Beijing orders Meituan, Didi Chuxing and other ride-hailing providers to give drivers a fair share of revenue
- The cyberspace watchdog and several other regulators summoned ride-hailing providers for a lecture
- The companies are accused of taking an unfair share of commissions from drivers
Chinese authorities have summoned 10 online ride-hailing providers, including Didi Chuxing and Meituan, urging them to charge commissions fairly and transparently, in Beijing’s latest efforts to crack down on malpractices by the country’s internet platforms.
A group of eight regulators – including the Ministry of Transport, the Cyberspace Administration of China, and the Ministry of Industry and Information Technology – lectured representatives from the companies on Friday and ordered them to rectify problems such as unfair pricing.
The companies include some of the country’s biggest ride-hailing platforms, as well as other players including AMAP, the map service owned by the South China Morning Post’s parent company Alibaba Group Holding, as well as Huolala, Kuaigou Dache, and carmaker Geely’s Caocao.
Accusations levelled by the regulators include excessively high commissions, opaque mechanisms in distributing ride-hailing orders, abuse of pricing rules, and perpetuating a monopoly on freight data, according to China Transport News, the state news outlet under the Ministry of Transport.

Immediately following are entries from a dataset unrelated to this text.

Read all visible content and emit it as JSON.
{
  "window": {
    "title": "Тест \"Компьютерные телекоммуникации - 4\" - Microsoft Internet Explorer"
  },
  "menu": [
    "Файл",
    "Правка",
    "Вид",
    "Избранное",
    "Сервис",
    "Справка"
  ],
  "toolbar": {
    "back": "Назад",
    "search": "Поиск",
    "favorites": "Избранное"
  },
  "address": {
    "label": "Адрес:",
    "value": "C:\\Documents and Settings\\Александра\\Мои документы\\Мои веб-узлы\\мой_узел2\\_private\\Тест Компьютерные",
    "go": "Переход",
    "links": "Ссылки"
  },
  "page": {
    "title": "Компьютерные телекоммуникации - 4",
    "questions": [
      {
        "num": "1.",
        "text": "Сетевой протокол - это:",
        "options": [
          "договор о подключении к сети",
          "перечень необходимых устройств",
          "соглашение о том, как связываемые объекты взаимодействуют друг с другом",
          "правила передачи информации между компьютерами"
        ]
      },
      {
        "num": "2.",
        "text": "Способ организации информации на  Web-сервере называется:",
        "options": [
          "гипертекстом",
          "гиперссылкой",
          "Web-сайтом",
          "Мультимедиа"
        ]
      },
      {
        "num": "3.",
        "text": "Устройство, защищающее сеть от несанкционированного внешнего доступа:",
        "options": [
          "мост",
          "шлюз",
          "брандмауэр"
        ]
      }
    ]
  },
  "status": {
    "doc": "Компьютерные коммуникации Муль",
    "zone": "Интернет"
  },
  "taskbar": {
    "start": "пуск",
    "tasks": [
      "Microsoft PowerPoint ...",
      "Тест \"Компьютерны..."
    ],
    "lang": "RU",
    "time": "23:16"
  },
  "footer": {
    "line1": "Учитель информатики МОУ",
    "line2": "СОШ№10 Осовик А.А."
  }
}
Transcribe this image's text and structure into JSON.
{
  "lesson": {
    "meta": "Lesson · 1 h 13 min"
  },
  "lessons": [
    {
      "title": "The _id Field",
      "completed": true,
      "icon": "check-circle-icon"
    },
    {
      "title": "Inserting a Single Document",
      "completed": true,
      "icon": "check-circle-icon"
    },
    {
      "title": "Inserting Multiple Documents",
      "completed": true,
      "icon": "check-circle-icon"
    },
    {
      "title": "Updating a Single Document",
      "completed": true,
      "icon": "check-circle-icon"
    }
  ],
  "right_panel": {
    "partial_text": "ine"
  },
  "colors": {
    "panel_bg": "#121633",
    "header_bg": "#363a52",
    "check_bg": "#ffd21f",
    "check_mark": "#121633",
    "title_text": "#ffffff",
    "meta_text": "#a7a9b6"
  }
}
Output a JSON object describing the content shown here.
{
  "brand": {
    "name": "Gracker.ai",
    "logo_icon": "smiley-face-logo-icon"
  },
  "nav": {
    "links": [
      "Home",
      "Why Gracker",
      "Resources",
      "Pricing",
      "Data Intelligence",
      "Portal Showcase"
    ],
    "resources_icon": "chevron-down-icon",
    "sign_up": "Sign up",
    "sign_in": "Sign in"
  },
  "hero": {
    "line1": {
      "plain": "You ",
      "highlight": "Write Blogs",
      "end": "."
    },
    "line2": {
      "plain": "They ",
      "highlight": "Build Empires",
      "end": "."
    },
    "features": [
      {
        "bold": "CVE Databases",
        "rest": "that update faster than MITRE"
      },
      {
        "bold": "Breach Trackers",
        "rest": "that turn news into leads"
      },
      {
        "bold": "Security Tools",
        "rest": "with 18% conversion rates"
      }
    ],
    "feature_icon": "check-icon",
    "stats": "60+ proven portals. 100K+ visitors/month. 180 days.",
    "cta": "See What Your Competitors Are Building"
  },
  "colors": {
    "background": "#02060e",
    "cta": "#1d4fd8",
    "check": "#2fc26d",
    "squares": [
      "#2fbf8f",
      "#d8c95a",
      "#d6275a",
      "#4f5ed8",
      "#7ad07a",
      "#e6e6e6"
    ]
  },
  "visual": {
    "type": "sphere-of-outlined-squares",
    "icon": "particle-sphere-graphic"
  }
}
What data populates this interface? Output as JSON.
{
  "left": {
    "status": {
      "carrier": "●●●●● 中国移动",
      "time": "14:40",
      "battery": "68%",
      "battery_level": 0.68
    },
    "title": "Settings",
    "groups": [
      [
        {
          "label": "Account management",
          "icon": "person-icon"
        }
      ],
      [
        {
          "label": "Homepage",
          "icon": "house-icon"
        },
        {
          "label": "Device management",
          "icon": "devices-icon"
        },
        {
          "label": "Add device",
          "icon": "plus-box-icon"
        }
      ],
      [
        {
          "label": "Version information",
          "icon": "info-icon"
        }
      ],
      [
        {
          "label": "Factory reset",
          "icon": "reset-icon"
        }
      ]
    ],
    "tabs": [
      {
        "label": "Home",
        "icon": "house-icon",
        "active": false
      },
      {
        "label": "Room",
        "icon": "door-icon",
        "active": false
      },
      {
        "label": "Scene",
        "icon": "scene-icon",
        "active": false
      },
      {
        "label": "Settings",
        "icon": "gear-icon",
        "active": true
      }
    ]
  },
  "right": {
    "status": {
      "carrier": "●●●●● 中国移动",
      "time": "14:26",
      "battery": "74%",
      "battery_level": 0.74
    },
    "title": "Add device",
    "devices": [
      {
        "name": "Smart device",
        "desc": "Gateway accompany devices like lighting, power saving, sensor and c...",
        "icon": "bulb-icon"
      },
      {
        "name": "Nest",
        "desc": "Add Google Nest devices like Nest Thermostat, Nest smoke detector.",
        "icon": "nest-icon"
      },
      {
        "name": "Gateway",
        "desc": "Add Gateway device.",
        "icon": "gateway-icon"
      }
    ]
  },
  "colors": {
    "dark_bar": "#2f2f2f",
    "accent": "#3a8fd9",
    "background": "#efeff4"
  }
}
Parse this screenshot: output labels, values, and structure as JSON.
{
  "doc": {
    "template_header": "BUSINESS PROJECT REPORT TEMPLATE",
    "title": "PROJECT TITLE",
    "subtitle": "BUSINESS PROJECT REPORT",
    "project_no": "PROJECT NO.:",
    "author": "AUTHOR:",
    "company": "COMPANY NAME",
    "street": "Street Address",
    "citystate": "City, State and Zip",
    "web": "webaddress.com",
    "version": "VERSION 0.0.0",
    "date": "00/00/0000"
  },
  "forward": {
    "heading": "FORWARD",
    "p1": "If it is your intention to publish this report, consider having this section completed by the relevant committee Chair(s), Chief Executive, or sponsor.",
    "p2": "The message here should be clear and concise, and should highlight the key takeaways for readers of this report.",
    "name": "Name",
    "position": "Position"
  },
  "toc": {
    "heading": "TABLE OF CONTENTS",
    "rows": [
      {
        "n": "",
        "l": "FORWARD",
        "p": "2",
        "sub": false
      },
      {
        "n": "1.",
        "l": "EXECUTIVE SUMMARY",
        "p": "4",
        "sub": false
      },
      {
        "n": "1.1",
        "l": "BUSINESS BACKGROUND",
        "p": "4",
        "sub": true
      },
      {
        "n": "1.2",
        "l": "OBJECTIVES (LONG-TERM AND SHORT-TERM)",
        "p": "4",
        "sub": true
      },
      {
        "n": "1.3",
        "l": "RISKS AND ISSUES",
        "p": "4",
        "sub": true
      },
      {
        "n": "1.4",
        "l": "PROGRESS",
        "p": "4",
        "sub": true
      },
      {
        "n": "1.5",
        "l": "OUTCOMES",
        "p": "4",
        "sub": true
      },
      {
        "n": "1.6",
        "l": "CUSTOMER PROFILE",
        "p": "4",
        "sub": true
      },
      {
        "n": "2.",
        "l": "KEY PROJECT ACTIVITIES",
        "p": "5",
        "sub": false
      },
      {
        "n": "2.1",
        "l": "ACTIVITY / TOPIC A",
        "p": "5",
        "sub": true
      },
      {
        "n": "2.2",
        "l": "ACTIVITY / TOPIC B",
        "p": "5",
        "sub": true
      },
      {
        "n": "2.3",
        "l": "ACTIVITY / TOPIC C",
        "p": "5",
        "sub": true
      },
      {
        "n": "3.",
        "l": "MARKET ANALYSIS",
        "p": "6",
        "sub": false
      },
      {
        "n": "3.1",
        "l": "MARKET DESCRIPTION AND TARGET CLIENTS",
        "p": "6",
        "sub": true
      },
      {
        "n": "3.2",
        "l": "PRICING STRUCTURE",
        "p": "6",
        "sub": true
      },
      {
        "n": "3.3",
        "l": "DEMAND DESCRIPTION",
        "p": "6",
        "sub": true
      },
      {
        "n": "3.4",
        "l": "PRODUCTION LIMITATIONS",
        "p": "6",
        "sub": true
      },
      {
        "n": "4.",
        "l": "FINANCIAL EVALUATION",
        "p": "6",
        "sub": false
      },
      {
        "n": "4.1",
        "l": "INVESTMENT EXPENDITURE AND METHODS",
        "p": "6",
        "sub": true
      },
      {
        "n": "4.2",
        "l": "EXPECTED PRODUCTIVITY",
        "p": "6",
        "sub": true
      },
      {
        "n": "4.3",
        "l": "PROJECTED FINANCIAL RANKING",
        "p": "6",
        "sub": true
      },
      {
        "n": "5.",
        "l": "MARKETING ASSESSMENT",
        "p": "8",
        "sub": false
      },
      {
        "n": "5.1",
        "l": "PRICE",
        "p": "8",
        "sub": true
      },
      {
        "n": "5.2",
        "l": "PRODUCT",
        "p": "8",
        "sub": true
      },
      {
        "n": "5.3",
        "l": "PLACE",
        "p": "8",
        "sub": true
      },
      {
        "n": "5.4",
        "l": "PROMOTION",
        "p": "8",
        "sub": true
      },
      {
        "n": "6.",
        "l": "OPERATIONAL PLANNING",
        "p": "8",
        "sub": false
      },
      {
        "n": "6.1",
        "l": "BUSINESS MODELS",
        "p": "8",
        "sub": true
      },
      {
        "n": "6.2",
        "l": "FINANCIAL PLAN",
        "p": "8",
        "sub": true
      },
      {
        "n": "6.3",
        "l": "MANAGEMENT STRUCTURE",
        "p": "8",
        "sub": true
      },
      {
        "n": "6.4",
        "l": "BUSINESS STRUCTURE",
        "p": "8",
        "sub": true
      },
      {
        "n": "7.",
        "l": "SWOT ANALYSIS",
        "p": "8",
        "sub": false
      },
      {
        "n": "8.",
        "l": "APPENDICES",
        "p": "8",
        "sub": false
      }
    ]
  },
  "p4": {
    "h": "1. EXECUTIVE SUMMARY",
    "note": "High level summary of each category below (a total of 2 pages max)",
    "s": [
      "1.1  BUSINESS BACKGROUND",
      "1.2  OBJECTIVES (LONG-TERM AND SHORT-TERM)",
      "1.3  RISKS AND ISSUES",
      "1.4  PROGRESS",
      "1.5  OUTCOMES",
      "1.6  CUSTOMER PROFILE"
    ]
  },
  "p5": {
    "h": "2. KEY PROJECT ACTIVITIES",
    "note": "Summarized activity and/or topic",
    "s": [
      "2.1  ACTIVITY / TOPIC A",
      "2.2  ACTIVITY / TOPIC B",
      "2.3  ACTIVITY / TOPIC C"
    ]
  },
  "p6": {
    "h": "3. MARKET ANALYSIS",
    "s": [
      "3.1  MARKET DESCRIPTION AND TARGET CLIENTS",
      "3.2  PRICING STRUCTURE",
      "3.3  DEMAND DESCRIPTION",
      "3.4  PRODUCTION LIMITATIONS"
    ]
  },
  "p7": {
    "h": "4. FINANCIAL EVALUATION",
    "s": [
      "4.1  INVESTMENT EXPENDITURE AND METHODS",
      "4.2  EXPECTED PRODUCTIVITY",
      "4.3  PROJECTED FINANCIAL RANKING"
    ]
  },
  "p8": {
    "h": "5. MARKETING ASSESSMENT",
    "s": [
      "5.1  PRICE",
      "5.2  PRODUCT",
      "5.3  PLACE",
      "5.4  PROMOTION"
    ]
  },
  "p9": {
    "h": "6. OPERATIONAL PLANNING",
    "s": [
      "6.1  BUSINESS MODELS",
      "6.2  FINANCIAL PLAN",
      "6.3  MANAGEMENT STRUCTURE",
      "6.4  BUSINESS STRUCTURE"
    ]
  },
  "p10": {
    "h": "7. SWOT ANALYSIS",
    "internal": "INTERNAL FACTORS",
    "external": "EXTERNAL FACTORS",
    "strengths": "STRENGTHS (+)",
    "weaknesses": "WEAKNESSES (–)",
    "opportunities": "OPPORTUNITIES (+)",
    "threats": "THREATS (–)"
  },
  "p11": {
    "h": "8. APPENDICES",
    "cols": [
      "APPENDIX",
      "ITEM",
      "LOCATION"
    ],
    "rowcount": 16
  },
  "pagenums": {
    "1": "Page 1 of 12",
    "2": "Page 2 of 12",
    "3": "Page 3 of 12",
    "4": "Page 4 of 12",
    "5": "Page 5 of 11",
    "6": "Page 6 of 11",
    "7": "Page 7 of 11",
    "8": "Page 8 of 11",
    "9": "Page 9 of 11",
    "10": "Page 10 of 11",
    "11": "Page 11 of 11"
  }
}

“[The problems] have infringed on the legitimate rights and interests of industry practitioners and caused widespread concern in the society,” it said.
The regulators reportedly ordered the platforms to take immediate remedial measures, including keeping drivers informed of commissions and intermediary fees, improving pricing and distribution mechanisms, as well as guaranteeing a reasonable income and working conditions for drivers.
The companies were also ordered to set up Communist Party groups for gig workers.
Didi Chuxing said in a post on social media platform WeChat last week that it paid drivers a 79.1 per cent commission on average last year based on various factors, including the city where the ride took place, travel distance and traffic conditions.
The company said it charged more than 30 per cent in commissions in only 2.7 per cent of all orders, and it welcomes drivers to report such cases to the company.
Didi said it will “continuously improve safety and operation efficiency”, even as it runs on a thin profit margin of 3.1 per cent.
All companies named by the regulators have promised to conduct a comprehensive review of their operations and rectify their businesses. All vowed to fulfil their corporate responsibilities, protect the rights of workers, and promote the sustainable development of the new economy.
The latest move by the regulators comes amid wider government efforts to clamp down on the unchecked power of the tech industry.